O caso também motivou uma nota do Sindicato dos Jornalistas Profissionais do Rio Grande do Norte (Sindjorn-RN), que manifestou “indignação e revolta diante dos comentários ofensivos direcionados ao repórter Fernando Azevêdo”.

“O Sindjorn repudia qualquer manifestação de preconceito, discriminação ou ataques pessoais contra profissionais da imprensa. A competência de um jornalista não está em sua aparência, no tom de sua voz, no seu cabelo ou em sua orientação sexual”, diz o comunicado do Sindjorn.

O sindicato defendeu, ainda, que “todo profissional, especialmente no exercício de sua função, merece respeito”. “A liberdade de expressão jamais pode ser confundida com licença para ofender, humilhar, achincalhar ou disseminar preconceito e homofobia”, diz outro trecho da nota.

Além de se solidarizar com o repórter, o sindicato cobrou que as autoridades competentes atuem de maneira “firme, célere e rigorosa, para que casos como este não fiquem impunes”, lembrando que “rede social não é terra de ninguém” e que “comentários feitos no ambiente digital não garantem anonimato nem proteção contra a responsabilização legal”.

Governo do Estado repudia ataques a jornalista

O Governo do Estado, através da Assessoria de Comunicação Social (Assecom), também emitiu nota repudiando “as agressões e comentários ofensivos dirigidos ao repórter da Tribuna do Norte, Fernando Azevêdo”.

“Ataques pessoais e tentativas de intimidação contra profissionais da imprensa são inaceitáveis e atentam contra o livre exercício do jornalismo e o direito à informação”, diz o comunicado do governo, que se solidarizou com o jornalista e com toda a equipe da Tribuna do Norte.

A deputada federal Natália Bonavides (PT), em mensagem publicada em suas redes sociais, também manifestou solidariedade ao jornalista e afirmou que “a violência contra jornalistas é inaceitável”.

“Toda a nossa solidariedade ao jornalista Fernando Azevêdo, que foi alvo de discursos ofensivos nas redes sociais durante a cobertura do carnaval em Natal. A violência contra jornalistas é intolerável e não deve ser normalizada. Defender quem informa é defender a democracia”, disse a petista.
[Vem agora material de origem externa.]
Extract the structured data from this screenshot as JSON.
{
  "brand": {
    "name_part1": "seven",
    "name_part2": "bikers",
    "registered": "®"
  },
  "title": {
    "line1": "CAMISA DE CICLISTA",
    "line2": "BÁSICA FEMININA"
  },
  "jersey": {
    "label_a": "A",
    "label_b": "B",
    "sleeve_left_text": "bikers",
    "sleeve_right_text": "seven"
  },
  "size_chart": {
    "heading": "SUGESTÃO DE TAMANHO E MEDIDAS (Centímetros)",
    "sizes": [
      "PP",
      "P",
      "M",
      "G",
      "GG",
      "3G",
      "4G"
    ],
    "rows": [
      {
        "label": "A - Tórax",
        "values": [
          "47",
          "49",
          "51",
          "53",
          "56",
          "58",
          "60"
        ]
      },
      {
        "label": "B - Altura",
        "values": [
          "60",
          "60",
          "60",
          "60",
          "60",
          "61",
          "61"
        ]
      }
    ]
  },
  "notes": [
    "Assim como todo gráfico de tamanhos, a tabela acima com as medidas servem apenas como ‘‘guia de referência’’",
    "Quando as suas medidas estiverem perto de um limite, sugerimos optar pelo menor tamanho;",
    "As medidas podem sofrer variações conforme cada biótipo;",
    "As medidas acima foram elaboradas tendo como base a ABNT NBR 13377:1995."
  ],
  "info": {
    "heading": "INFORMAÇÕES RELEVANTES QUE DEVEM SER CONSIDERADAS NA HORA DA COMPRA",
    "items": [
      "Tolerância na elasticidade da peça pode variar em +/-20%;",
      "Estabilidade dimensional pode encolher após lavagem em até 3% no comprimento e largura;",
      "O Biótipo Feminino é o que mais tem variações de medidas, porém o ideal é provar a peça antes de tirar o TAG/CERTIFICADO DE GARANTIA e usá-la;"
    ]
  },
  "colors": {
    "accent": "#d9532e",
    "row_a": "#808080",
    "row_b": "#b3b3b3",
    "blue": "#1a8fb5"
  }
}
Até o fechamento dessa matéria, a petista havia sido a única parlamentar da bancada federal potiguar a se manifestar publicamente sobre os ataques ao jornalista.
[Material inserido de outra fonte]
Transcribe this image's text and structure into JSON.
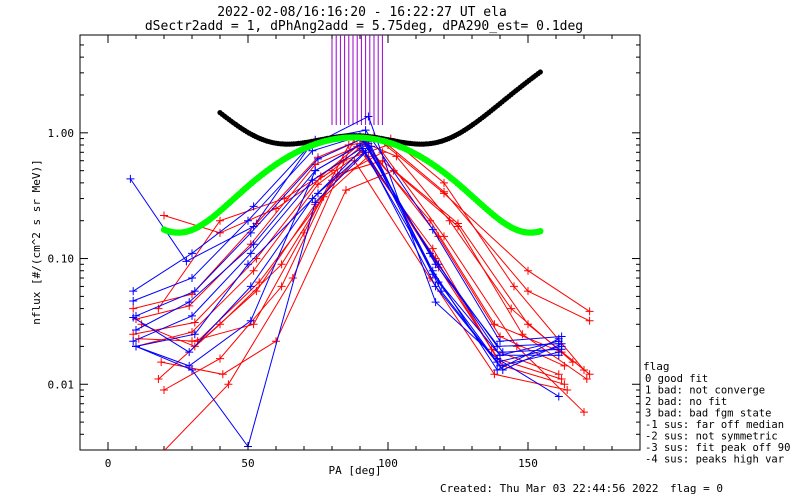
{
  "chart_data": {
    "type": "line",
    "title": "2022-02-08/16:16:20 - 16:22:27 UT ela",
    "subtitle": "dSectr2add = 1, dPhAng2add = 5.75deg, dPA290_est=   0.1deg",
    "xlabel": "PA [deg]",
    "ylabel": "nflux [#/(cm^2 s sr MeV)]",
    "xlim": [
      -10,
      190
    ],
    "ylim": [
      0.003,
      6
    ],
    "yscale": "log",
    "x_ticks": [
      0,
      50,
      100,
      150
    ],
    "y_ticks": [
      0.01,
      0.1,
      1.0
    ],
    "y_tick_labels": [
      "0.01",
      "0.10",
      "1.00"
    ],
    "colors": {
      "red_series": "#ff0000",
      "blue_series": "#0000ff",
      "black_fit": "#000000",
      "green_fit": "#00ff00",
      "markers": "#9900cc"
    },
    "red_series": [
      {
        "x": [
          9,
          30,
          53,
          75,
          90,
          115,
          138,
          162
        ],
        "y": [
          0.04,
          0.052,
          0.19,
          0.64,
          0.88,
          0.2,
          0.03,
          0.018
        ]
      },
      {
        "x": [
          10,
          29,
          51,
          74,
          92,
          118,
          140,
          163
        ],
        "y": [
          0.033,
          0.042,
          0.13,
          0.56,
          0.83,
          0.15,
          0.024,
          0.014
        ]
      },
      {
        "x": [
          9,
          31,
          53,
          76,
          89,
          116,
          137,
          161
        ],
        "y": [
          0.025,
          0.031,
          0.1,
          0.45,
          0.78,
          0.12,
          0.019,
          0.012
        ]
      },
      {
        "x": [
          10,
          30,
          52,
          75,
          91,
          117,
          139,
          162
        ],
        "y": [
          0.02,
          0.026,
          0.08,
          0.39,
          0.72,
          0.1,
          0.016,
          0.011
        ]
      },
      {
        "x": [
          11,
          32,
          54,
          77,
          93,
          118,
          141,
          163
        ],
        "y": [
          0.023,
          0.022,
          0.065,
          0.31,
          0.65,
          0.085,
          0.014,
          0.01
        ]
      },
      {
        "x": [
          12,
          31,
          53,
          74,
          88,
          115,
          138,
          164
        ],
        "y": [
          0.03,
          0.02,
          0.055,
          0.27,
          0.6,
          0.07,
          0.012,
          0.009
        ]
      },
      {
        "x": [
          20,
          40,
          60,
          80,
          95,
          120,
          150,
          172
        ],
        "y": [
          0.22,
          0.16,
          0.25,
          0.5,
          0.95,
          0.33,
          0.08,
          0.038
        ]
      },
      {
        "x": [
          18,
          40,
          63,
          84,
          100,
          120,
          150,
          172
        ],
        "y": [
          0.04,
          0.2,
          0.3,
          0.6,
          0.8,
          0.34,
          0.055,
          0.032
        ]
      },
      {
        "x": [
          18,
          40,
          62,
          82,
          98,
          125,
          150,
          172
        ],
        "y": [
          0.011,
          0.03,
          0.09,
          0.47,
          0.6,
          0.19,
          0.03,
          0.012
        ]
      },
      {
        "x": [
          19,
          41,
          60,
          85,
          102,
          125,
          148,
          171
        ],
        "y": [
          0.015,
          0.012,
          0.022,
          0.35,
          0.5,
          0.18,
          0.025,
          0.011
        ]
      },
      {
        "x": [
          20,
          40,
          62,
          80,
          98,
          120,
          146,
          170
        ],
        "y": [
          0.009,
          0.016,
          0.06,
          0.42,
          0.7,
          0.15,
          0.02,
          0.006
        ]
      },
      {
        "x": [
          30,
          52,
          70,
          86,
          101,
          120,
          145,
          170
        ],
        "y": [
          0.022,
          0.03,
          0.16,
          0.8,
          0.9,
          0.4,
          0.06,
          0.013
        ]
      },
      {
        "x": [
          19,
          43,
          66,
          88,
          103,
          122,
          144,
          166
        ],
        "y": [
          0.0028,
          0.01,
          0.07,
          0.9,
          0.65,
          0.2,
          0.04,
          0.015
        ]
      }
    ],
    "blue_series": [
      {
        "x": [
          8,
          28,
          52,
          72,
          93,
          117,
          139,
          161
        ],
        "y": [
          0.43,
          0.095,
          0.18,
          0.78,
          1.35,
          0.045,
          0.016,
          0.008
        ]
      },
      {
        "x": [
          9,
          30,
          52,
          74,
          92,
          116,
          140,
          162
        ],
        "y": [
          0.055,
          0.11,
          0.26,
          0.88,
          1.05,
          0.17,
          0.022,
          0.024
        ]
      },
      {
        "x": [
          9,
          30,
          50,
          73,
          90,
          115,
          139,
          161
        ],
        "y": [
          0.046,
          0.07,
          0.2,
          0.72,
          0.94,
          0.11,
          0.02,
          0.021
        ]
      },
      {
        "x": [
          10,
          31,
          51,
          75,
          91,
          117,
          141,
          162
        ],
        "y": [
          0.035,
          0.055,
          0.16,
          0.62,
          0.9,
          0.09,
          0.018,
          0.019
        ]
      },
      {
        "x": [
          10,
          29,
          52,
          74,
          92,
          116,
          140,
          161
        ],
        "y": [
          0.027,
          0.045,
          0.13,
          0.5,
          0.86,
          0.075,
          0.017,
          0.022
        ]
      },
      {
        "x": [
          9,
          30,
          51,
          73,
          93,
          118,
          139,
          162
        ],
        "y": [
          0.022,
          0.035,
          0.11,
          0.42,
          0.82,
          0.065,
          0.015,
          0.02
        ]
      },
      {
        "x": [
          10,
          31,
          50,
          75,
          94,
          119,
          140,
          161
        ],
        "y": [
          0.02,
          0.025,
          0.09,
          0.33,
          0.78,
          0.055,
          0.014,
          0.018
        ]
      },
      {
        "x": [
          10,
          29,
          51,
          74,
          90,
          116,
          139,
          161
        ],
        "y": [
          0.02,
          0.014,
          0.032,
          0.5,
          0.8,
          0.08,
          0.013,
          0.023
        ]
      },
      {
        "x": [
          10,
          30,
          50,
          74,
          92,
          117,
          141,
          162
        ],
        "y": [
          0.02,
          0.013,
          0.0032,
          0.28,
          0.7,
          0.06,
          0.013,
          0.021
        ]
      },
      {
        "x": [
          9,
          29,
          51,
          73,
          91,
          118,
          140,
          161
        ],
        "y": [
          0.034,
          0.018,
          0.06,
          0.3,
          0.75,
          0.09,
          0.017,
          0.017
        ]
      }
    ],
    "black_fit": {
      "pa_range": [
        40,
        155
      ],
      "center": 88,
      "peak": 0.95,
      "width": 25,
      "arm_coeff": 0.0022,
      "arm_exp": 2.6
    },
    "green_fit": {
      "pa_range": [
        20,
        155
      ],
      "center": 88,
      "peak": 0.92,
      "width": 28,
      "arm_coeff": 3.2e-06,
      "arm_exp": 4.3
    },
    "marker_lines_x": [
      80,
      81.5,
      83,
      84.5,
      86,
      87.5,
      89,
      90.5,
      92,
      93.5,
      95,
      96.5,
      98
    ],
    "legend": {
      "title": "flag",
      "entries": [
        " 0 good fit",
        " 1 bad: not converge",
        " 2 bad: no fit",
        " 3 bad: bad fgm state",
        "-1 sus: far off median",
        "-2 sus: not symmetric",
        "-3 sus: fit peak off 90",
        "-4 sus: peaks high var"
      ]
    },
    "footer": {
      "created": "Created: Thu Mar 03 22:44:56 2022",
      "flag": "flag = 0"
    }
  }
}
Midiacom-RN defende que liberdade de imprensa e o exercício do jornalismo não podem ser alvos de violência, intimidação ou agressões pessoais”

O Sindicato das Empresas de Rádio, Televisão, Jornais e revistas do Rio Grande do Norte (Midiacom-RN) também manifestou “seu mais veemente repúdio aos ataques ofensivos dirigidos ao jornalista Fernando Azevêdo, durante a cobertura do bloco Os Cão, tradicional manifestação do Carnaval da Redinha, em Natal”.

“A liberdade de imprensa e o exercício do jornalismo não podem ser alvos de violência, intimidação ou agressões pessoais. Nos solidarizamos com o colega Fernando Azevêdo e com o Sistema Tribuna de Comunicação e reafirmamos o nosso compromisso com a defesa da atividade jornalística, do respeito aos profissionais da comunicação e da convivência democrática”, diz a nota.